In response to a critical report by the Alameda County Grand Jury, the Berkeley Rent Stabilization Board will commission an outside expert to review the appropriateness of the program’s workload and staffing.
And while the board will not consider reducing the director’s $183,000 salary, it will conduct an annual assessment of his performance in addition to the full-scale review it now does every three years.
Despite agreeing to those changes, the Rent Stabilization Board took issue with the tone and conclusions of the Grand Jury Report, which was released in June and stated the board was a “self-sustaining bureaucracy that operates without effective oversight and accountability.”
“We would have welcomed a critical, fact-based analysis of the Rent Board’s charge under the City Charter: the administration of the Rent Stabilization and Eviction for Good Cause Ordinance,” reads the official response to the Grand Jury report. “Unfortunately, this Grand Jury missed such an opportunity, and has instead issued a report that ignores significant evidence substantiating our effective enforcement of Berkeley’s rent and eviction laws, choosing to mask a disagreement about policy as a critique about administration. Even more troubling for an official report from a public body, the report relies on inaccuracies, half-truth and innuendo to give a veneer of plausibility to its claims.”
The Grand Jury requested an official response to its June report by Sept. 24. The BRSB adopted a 29-page rebuttal on August 20 in an 8-1 vote with Nicole Drake dissenting. It will send its formal response to the Grand Jury soon, according to Jay Kelekian, the executive director.
The report is similar to the letter that Chair Lisa Stephens issued in June, although it lays out in more detail the history of the board, the rental laws governing the state, and the demographics and income levels of many of Berkeley’s long-term tenants. It also responds point by point the criticisms brought up by the Grand Jury.
- The Grand Jury criticized Berkeley for its high rental registration fees and charged that landlords are prohibited from passing on those fees to tenants. Berkeley assesses landlords $194 per rental unit, compared to Oakland’s assessment of $30 per unit and San Francisco’s $25 per unit assessment, according to the report. The BRSB said fees are higher in Berkeley because its program is more effective and proactive than other cities’, which costs more. For example, instead of waiting for tenants to file a complaint about rent gouging and then going to investigate, Berkeley requires annual rent registration, which it then verifies. It also provides some legal advice to tenants. Berkeley does allow pass-through of many landlord fees to tenants, according to BSRB. The rebuttal report rejected the Grand Jury’s request to allow landlords to pass through a larger proportion of the rental registration fees.

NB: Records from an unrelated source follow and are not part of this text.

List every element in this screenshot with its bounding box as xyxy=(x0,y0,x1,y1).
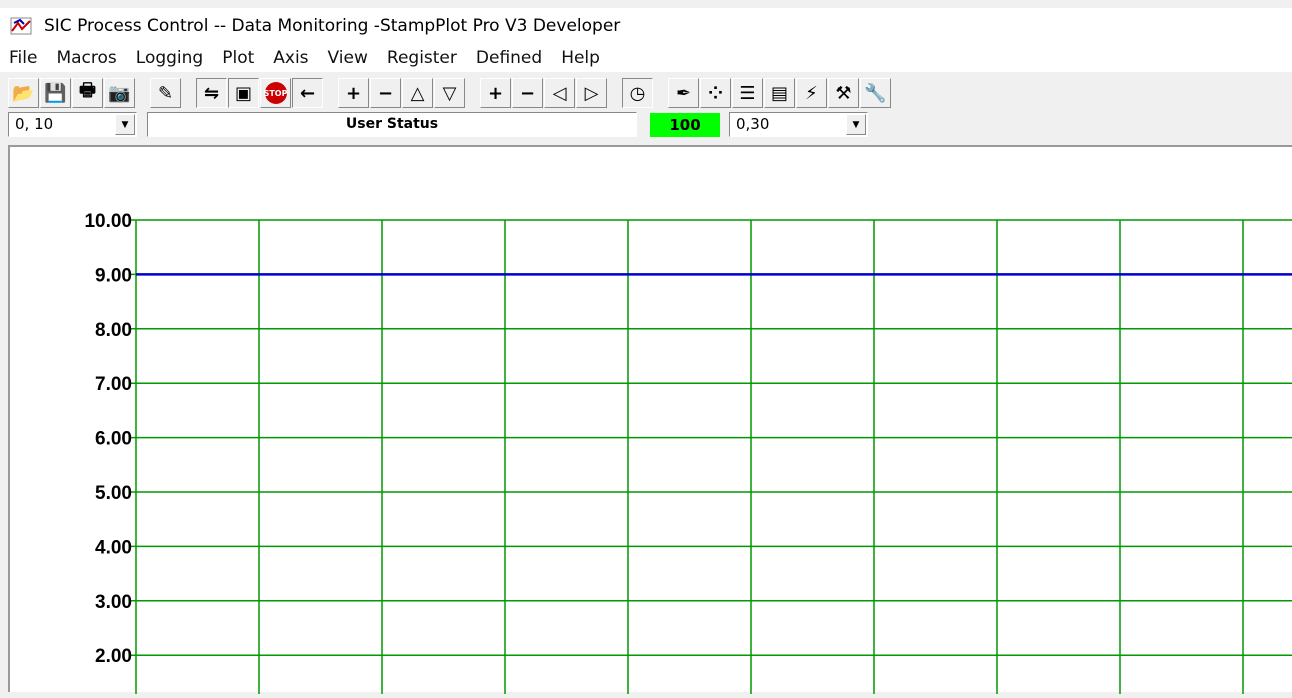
shift-up-icon: △ xyxy=(410,82,425,104)
magic-wand-icon: ✎ xyxy=(157,82,174,104)
y-tick-label: 8.00 xyxy=(95,320,132,341)
y-tick-label: 5.00 xyxy=(95,483,132,504)
y-tick-label: 4.00 xyxy=(95,537,132,558)
stop-button[interactable]: STOP xyxy=(260,78,291,108)
open-folder-icon: 📂 xyxy=(12,82,35,104)
stop-icon: STOP xyxy=(264,82,287,104)
shift-up-button[interactable]: △ xyxy=(402,78,433,108)
print-icon: 🖶 xyxy=(79,80,96,101)
window-title: SIC Process Control -- Data Monitoring -… xyxy=(44,16,621,36)
camera-button[interactable]: 📷 xyxy=(104,78,135,108)
menu-axis[interactable]: Axis xyxy=(264,48,318,68)
y-tick-label: 7.00 xyxy=(95,374,132,395)
user-status-text: User Status xyxy=(345,116,439,132)
menu-plot[interactable]: Plot xyxy=(213,48,264,68)
title-bar: SIC Process Control -- Data Monitoring -… xyxy=(0,8,1292,44)
magic-wand-button[interactable]: ✎ xyxy=(150,78,181,108)
menu-macros[interactable]: Macros xyxy=(47,48,126,68)
clock-button[interactable]: ◷ xyxy=(622,78,653,108)
y-range-select[interactable]: 0, 10 ▼ xyxy=(8,112,137,137)
plus-x-button[interactable]: + xyxy=(480,78,511,108)
open-folder-button[interactable]: 📂 xyxy=(8,78,39,108)
menu-register[interactable]: Register xyxy=(378,48,467,68)
plus-y-button[interactable]: + xyxy=(338,78,369,108)
minus-x-icon: − xyxy=(519,82,536,104)
toolbar: 📂 💾 🖶 📷 ✎ ⇋ ▣ STOP ← + − △ ▽ + − ◁ ▷ ◷ ✒ ⁘ ☰ ▤ ⚡ ⚒ 🔧 xyxy=(8,76,892,110)
notes-button[interactable]: ☰ xyxy=(732,78,763,108)
shift-left-icon: ◁ xyxy=(552,82,567,104)
y-tick-label: 10.00 xyxy=(84,211,132,232)
y-tick-label: 6.00 xyxy=(95,429,132,450)
arrow-left-button[interactable]: ← xyxy=(292,78,323,108)
status-row: 0, 10 ▼ User Status 100 0,30 ▼ xyxy=(8,112,878,140)
monitor-button[interactable]: ▣ xyxy=(228,78,259,108)
notebook-button[interactable]: ▤ xyxy=(764,78,795,108)
x-range-value: 0,30 xyxy=(736,115,770,133)
arrow-left-icon: ← xyxy=(299,82,316,104)
scatter-config-button[interactable]: ⁘ xyxy=(700,78,731,108)
value-display: 100 xyxy=(650,113,720,137)
menu-logging[interactable]: Logging xyxy=(127,48,213,68)
chevron-down-icon[interactable]: ▼ xyxy=(846,114,866,135)
menu-defined[interactable]: Defined xyxy=(467,48,552,68)
menu-help[interactable]: Help xyxy=(552,48,610,68)
shift-right-button[interactable]: ▷ xyxy=(576,78,607,108)
y-tick-label: 3.00 xyxy=(95,592,132,613)
app-icon xyxy=(10,17,32,35)
clock-icon: ◷ xyxy=(629,82,646,104)
print-button[interactable]: 🖶 xyxy=(72,78,103,108)
shift-down-icon: ▽ xyxy=(442,82,457,104)
y-tick-label: 2.00 xyxy=(95,646,132,667)
wrench-icon: 🔧 xyxy=(864,82,887,104)
probe-button[interactable]: ⚡ xyxy=(796,78,827,108)
probe-icon: ⚡ xyxy=(805,82,818,104)
connect-button[interactable]: ⇋ xyxy=(196,78,227,108)
shift-right-icon: ▷ xyxy=(584,82,599,104)
tools-button[interactable]: ⚒ xyxy=(828,78,859,108)
minus-y-icon: − xyxy=(377,82,394,104)
camera-icon: 📷 xyxy=(108,82,131,104)
menu-file[interactable]: File xyxy=(0,48,47,68)
chevron-down-icon[interactable]: ▼ xyxy=(115,114,135,135)
minus-x-button[interactable]: − xyxy=(512,78,543,108)
notebook-icon: ▤ xyxy=(770,82,788,104)
menu-bar: File Macros Logging Plot Axis View Register Def… xyxy=(0,44,1292,72)
plus-y-icon: + xyxy=(345,82,362,104)
y-tick-label: 9.00 xyxy=(95,265,132,286)
connect-icon: ⇋ xyxy=(203,82,220,104)
plot-area[interactable]: 10.00 9.00 8.00 7.00 6.00 5.00 4.00 3.00 2.00 xyxy=(8,145,1292,694)
shift-down-button[interactable]: ▽ xyxy=(434,78,465,108)
save-icon: 💾 xyxy=(44,82,67,104)
x-range-select[interactable]: 0,30 ▼ xyxy=(729,112,868,137)
scatter-config-icon: ⁘ xyxy=(707,82,724,104)
y-range-value: 0, 10 xyxy=(15,115,54,133)
pen-button[interactable]: ✒ xyxy=(668,78,699,108)
pen-icon: ✒ xyxy=(675,82,692,104)
plus-x-icon: + xyxy=(487,82,504,104)
menu-view[interactable]: View xyxy=(319,48,378,68)
monitor-icon: ▣ xyxy=(234,82,252,104)
notes-icon: ☰ xyxy=(739,82,756,104)
wrench-button[interactable]: 🔧 xyxy=(860,78,891,108)
chart: 10.00 9.00 8.00 7.00 6.00 5.00 4.00 3.00 2.00 xyxy=(84,211,1292,694)
save-button[interactable]: 💾 xyxy=(40,78,71,108)
minus-y-button[interactable]: − xyxy=(370,78,401,108)
user-status-field: User Status xyxy=(147,112,637,137)
shift-left-button[interactable]: ◁ xyxy=(544,78,575,108)
tools-icon: ⚒ xyxy=(835,82,852,104)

- The Grand Jury report criticized the BSRB for its staffing levels, which it believes should have gone down significantly when vacancy decontrol was adopted. It suggested that Berkeley conduct a position-control audit to evaluate the number of staff, their classifications, and workloads. The rebuttal report takes issue with the notion that staffing should have decreased. Vacancy decontrol actually made things worse, according to the Rent Board’s response, because it gives landlords incentive to evict tenants. In addition, the recent foreclosure crisis has increased the number of threats to terminate tenancies. According to the Rent Board, the Grand Jury report is plain wrong; at one time there were 36 employees, but now the level hovers around 19-21 employees. They are all hired by Berkeley’s Human Resources Department, which also sets its salaries. Although the Rent Board rejected the Grand Jury request to audit its employees, it will commission an outside expert to review the appropriateness of the program’s workload and staffing
- The Grand Jury report said there was not enough accountability and oversight of the BSRB, that favoritism was used to hire employees, that the executive director’s performance was not reviewed regularly enough, and that he was overpaid for the size of his staff and budget. In addition, the $500 paid each month to the elected members of the Rent Board, plus health benefits “was excessive.” The Rent Board report disagreed with this assessment and pointed out the board is elected and is accountable to voters. Its meetings are televised and open to the public. The board participates in the city of Berkeley’s annual outside audit, and Berkeley’s Human Resource Department sets the salary level for all employees, except that of the director, which is set by the board. The BSRB report did say the Rent Board would ask the City Council for a review of “all executive compensation citywide.” It concluded that the executive director’s salary was set at an appropriate level. It also said the $500 monthly salary for Rent Board members had not gone up since 1985.
- The BSRB report said that the Rent Board, contrary to claims made by the Grand Jury, is responsive to landlord concerns. Four of the eight members of the board are property owners, and two of those are landlords. More than half of staff contacts are with property owners. A recent survey of landlords determined that most found the information they received after contacting the Rent Board to be useful and the staff was professional and courteous.